The leadership change follows the announcement of large-scale redundancies earlier this week. While the Post did not officially confirm numbers, The New York Times reported that around 300 of the paper’s roughly 800 journalists were laid off. Entire teams were dismantled, including the Post’s Middle East bureau and its Kyiv-based correspondent covering the war in Ukraine.
Sports, graphics and local reporting were sharply reduced, and the paper’s daily podcast, Post Reports, was suspended. On Thursday, hundreds of journalists and supporters gathered outside the Post’s downtown office in protest, calling the cuts a blow to public-interest journalism.
Former executive editor Marty Baron described the moment as “among the darkest days in the history of one of the world’s greatest news organisations.”

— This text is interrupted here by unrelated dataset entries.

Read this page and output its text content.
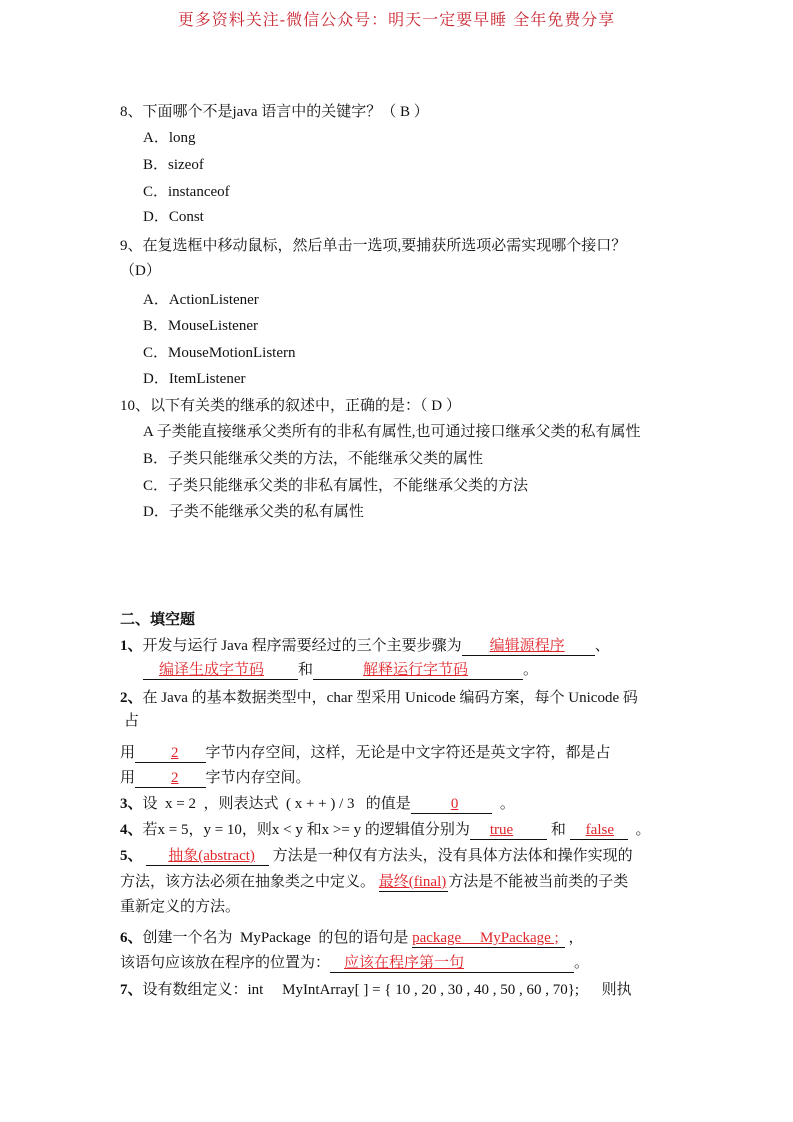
更多资料关注-微信公众号：明天一定要早睡 全年免费分享
8、下面哪个不是java 语言中的关键字？（ B ）
A．long
B．sizeof
C．instanceof
D．Const
9、在复选框中移动鼠标，然后单击一选项,要捕获所选项必需实现哪个接口？
（D）
A．ActionListener
B．MouseListener
C．MouseMotionListern
D．ItemListener
10、以下有关类的继承的叙述中，正确的是：（ D ）
A 子类能直接继承父类所有的非私有属性,也可通过接口继承父类的私有属性
B．子类只能继承父类的方法，不能继承父类的属性
C．子类只能继承父类的非私有属性，不能继承父类的方法
D．子类不能继承父类的私有属性
二、填空题
1、开发与运行 Java 程序需要经过的三个主要步骤为 编辑源程序 、
编译生成字节码 和	解释运行字节码	。
2、在 Java 的基本数据类型中，char 型采用 Unicode 编码方案，每个 Unicode 码
占
用 2 字节内存空间，这样，无论是中文字符还是英文字符，都是占
用 2 字节内存空间。
3、设  x = 2  ，则表达式  ( x + + ) / 3   的值是	0  。
4、若x = 5，y = 10，则x < y 和x >= y 的逻辑值分别为 true	和 false  。
5、 抽象(abstract) 方法是一种仅有方法头，没有具体方法体和操作实现的
方法，该方法必须在抽象类之中定义。 最终(final) 方法是不能被当前类的子类
重新定义的方法。
6、创建一个名为  MyPackage  的包的语句是 package     MyPackage ; ，
该语句应该放在程序的位置为： 应该在程序第一句	。
7、设有数组定义：int     MyIntArray[ ] = { 10 , 20 , 30 , 40 , 50 , 60 , 70};      则执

Lewis defended his record in his farewell note, saying “difficult decisions” were taken to secure the paper’s long-term future and protect its ability to publish “high-quality nonpartisan news”. But his tenure coincided with growing scrutiny of editorial independence at the Post.
Owner Jeff Bezos faced criticism for reining in the paper’s traditionally liberal editorial page and blocking an endorsement of Democratic presidential candidate Kamala Harris ahead of the 2024 US election. The move was widely seen as breaking the long-standing firewall between ownership and editorial decision-making.
According to a Wall Street Journal report, around 250,000 digital subscribers cancelled their subscriptions after the paper declined to endorse Harris. The Post reportedly lost about $100 million in 2024 as advertising and subscription revenues slid.
While the wider newspaper industry continues to battle declining print advertising and the pull of social media, some national titles have stabilised. Rivals such as The Wall Street Journal and The New York Times have managed to build sustainable digital businesses, a turnaround that has so far eluded the Post despite its billionaire backing.
As Jeff D’Onofrio steps into the role, the challenge is stark, restore confidence inside the newsroom, win back readers who walked away, and prove that one of America’s most storied newspapers can still find its footing in a brutally competitive media landscape.